I must admit, I was taken aback. Was this some local code to a confederate to roll me or worse, take a photo with? I know people with Cher albums and remember the song about these people. My pause was leaning toward indifference when I finally answered her. "Of course, how else would I bet on football?" She instantly lit up with enthusiasm.
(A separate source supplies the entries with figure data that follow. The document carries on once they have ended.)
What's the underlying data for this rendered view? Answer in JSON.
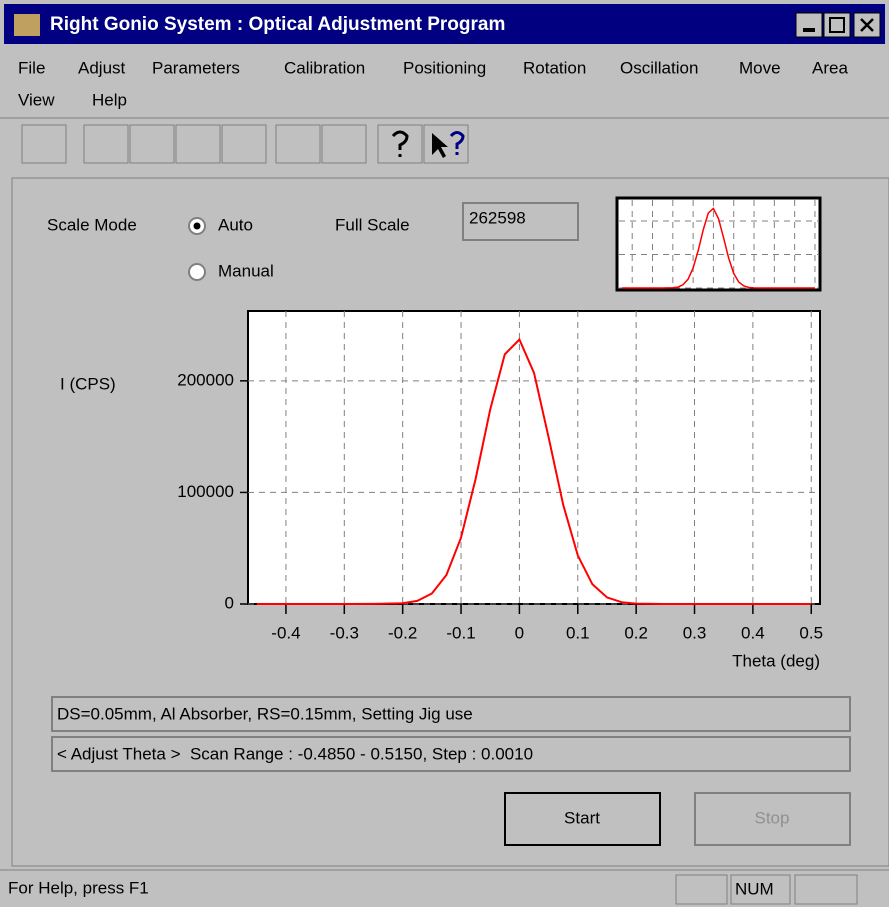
{
  "window": {
    "title": "Right Gonio System : Optical Adjustment Program"
  },
  "menu": [
    "File",
    "Adjust",
    "Parameters",
    "Calibration",
    "Positioning",
    "Rotation",
    "Oscillation",
    "Move",
    "Area",
    "View",
    "Help"
  ],
  "scale_mode": {
    "label": "Scale Mode",
    "options": [
      "Auto",
      "Manual"
    ],
    "selected": 0
  },
  "full_scale": {
    "label": "Full Scale",
    "value": "262598"
  },
  "chart_data": {
    "type": "line",
    "y_label": "I (CPS)",
    "x_label": "Theta (deg)",
    "x": [
      -0.45,
      -0.4,
      -0.35,
      -0.3,
      -0.25,
      -0.2,
      -0.175,
      -0.15,
      -0.125,
      -0.1,
      -0.075,
      -0.05,
      -0.025,
      0,
      0.025,
      0.05,
      0.075,
      0.1,
      0.125,
      0.15,
      0.175,
      0.2,
      0.25,
      0.3,
      0.35,
      0.4,
      0.45,
      0.5
    ],
    "values": [
      0,
      0,
      0,
      0,
      100,
      700,
      2800,
      9400,
      26000,
      59400,
      112000,
      174300,
      223800,
      237100,
      207200,
      149400,
      88900,
      43600,
      17700,
      5900,
      1600,
      400,
      0,
      0,
      0,
      0,
      0,
      0
    ],
    "color": "#ff0000",
    "xlim": [
      -0.465,
      0.515
    ],
    "ylim": [
      0,
      262598
    ],
    "xticks": [
      -0.4,
      -0.3,
      -0.2,
      -0.1,
      0,
      0.1,
      0.2,
      0.3,
      0.4,
      0.5
    ],
    "yticks": [
      0,
      100000,
      200000
    ],
    "grid": true
  },
  "info": [
    "DS=0.05mm, Al Absorber, RS=0.15mm, Setting Jig use",
    "< Adjust Theta >  Scan Range : -0.4850 - 0.5150, Step : 0.0010"
  ],
  "buttons": [
    "Start",
    "Stop"
  ],
  "status": {
    "help": "For Help, press F1",
    "num": "NUM"
  }
}
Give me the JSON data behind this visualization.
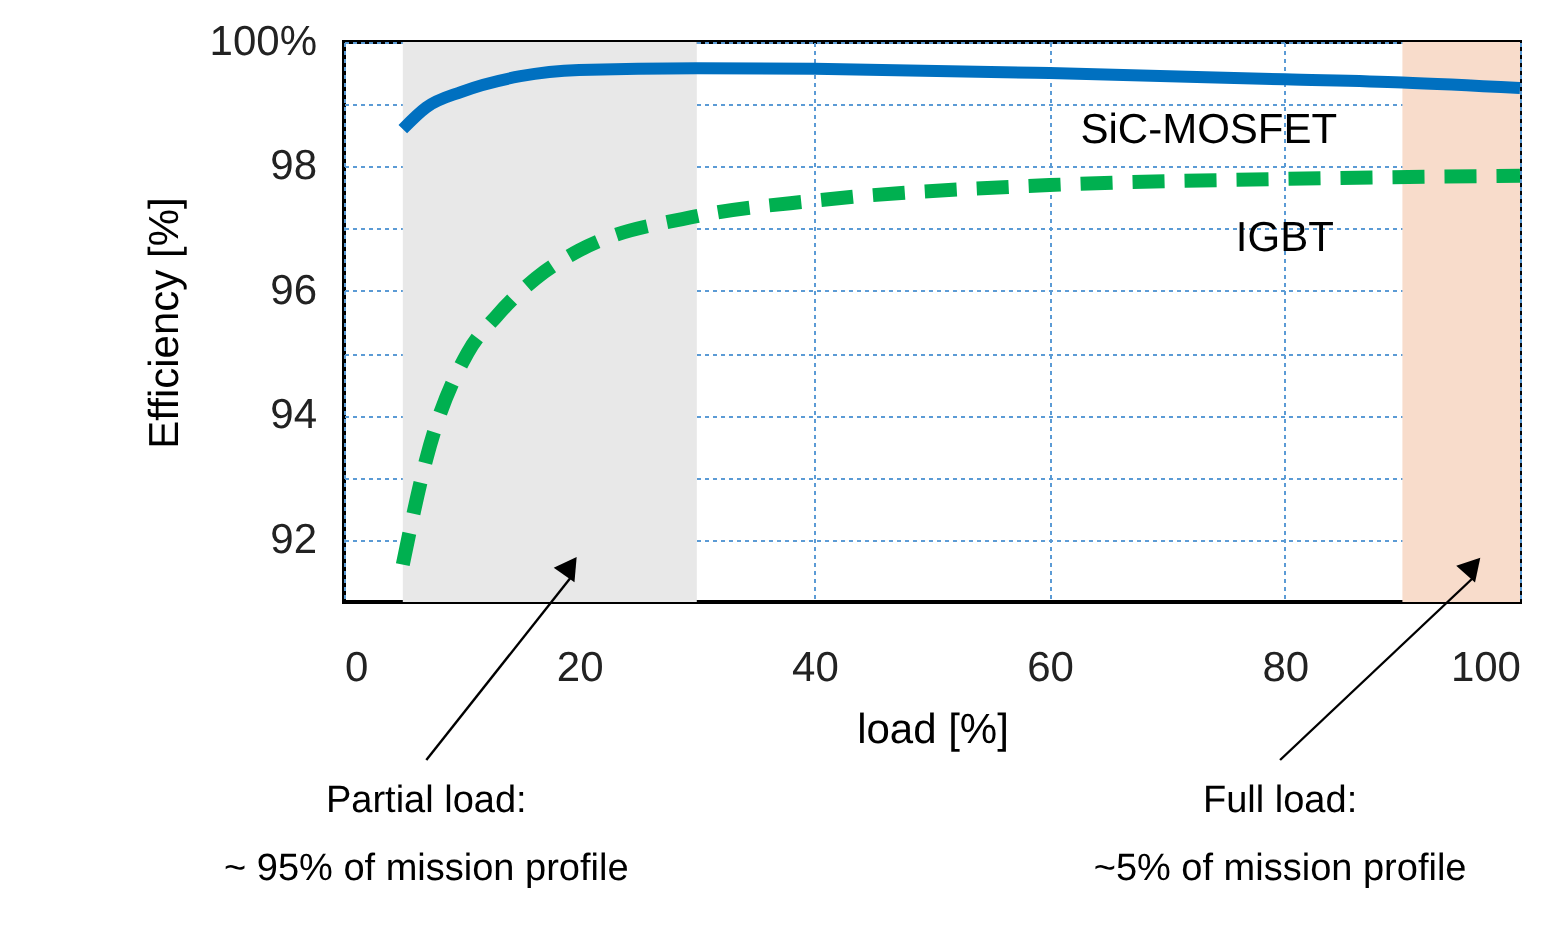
{
  "chart_data": {
    "type": "line",
    "xlabel": "load [%]",
    "ylabel": "Efficiency [%]",
    "xlim": [
      0,
      100
    ],
    "xticks": [
      0,
      20,
      40,
      60,
      80,
      100
    ],
    "ylim": [
      91,
      100
    ],
    "yticks": [
      {
        "value": 92,
        "label": "92"
      },
      {
        "value": 93,
        "label": null
      },
      {
        "value": 94,
        "label": "94"
      },
      {
        "value": 95,
        "label": null
      },
      {
        "value": 96,
        "label": "96"
      },
      {
        "value": 97,
        "label": null
      },
      {
        "value": 98,
        "label": "98"
      },
      {
        "value": 99,
        "label": null
      },
      {
        "value": 100,
        "label": "100%"
      }
    ],
    "grid": true,
    "series": [
      {
        "name": "SiC-MOSFET",
        "color": "#0070c0",
        "line_style": "solid",
        "x": [
          5,
          7,
          10,
          15,
          20,
          30,
          40,
          60,
          80,
          90,
          100
        ],
        "values": [
          98.6,
          98.95,
          99.2,
          99.45,
          99.55,
          99.58,
          99.57,
          99.5,
          99.4,
          99.35,
          99.26
        ]
      },
      {
        "name": "IGBT",
        "color": "#00b050",
        "line_style": "dashed",
        "x": [
          5,
          7,
          10.5,
          13,
          17,
          20,
          30,
          40,
          60,
          80,
          100
        ],
        "values": [
          91.6,
          93.3,
          95.0,
          95.6,
          96.3,
          96.65,
          97.2,
          97.45,
          97.7,
          97.8,
          97.85
        ]
      }
    ],
    "bands": [
      {
        "axis": "x",
        "from": 5,
        "to": 30,
        "color": "#e8e8e8",
        "label": "Partial load:\n~ 95% of mission profile"
      },
      {
        "axis": "x",
        "from": 90,
        "to": 100,
        "color": "#f8dccb",
        "label": "Full load:\n~5% of mission profile"
      }
    ]
  }
}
"I knew it she said. Sometimes you can just tell in a person's face." Her story continued about her methods, strategies and system for playing the point spread. "I always play the 3D's on Thanksgiving unless Mercury is in retrograde with Mars. If that happens, Denver won't cover and Detroit and Dallas will lose. It is in the stars." She went on and on, I guess gypsy women are no different, about her system and how it never fails. I was fascinated by her story, but like most football prognosticators, was skeptical. "I may look a mess, she said, but I'm always right." With that she gave me some early season advice and can't miss picks. I can hardly wait for opening day kick off.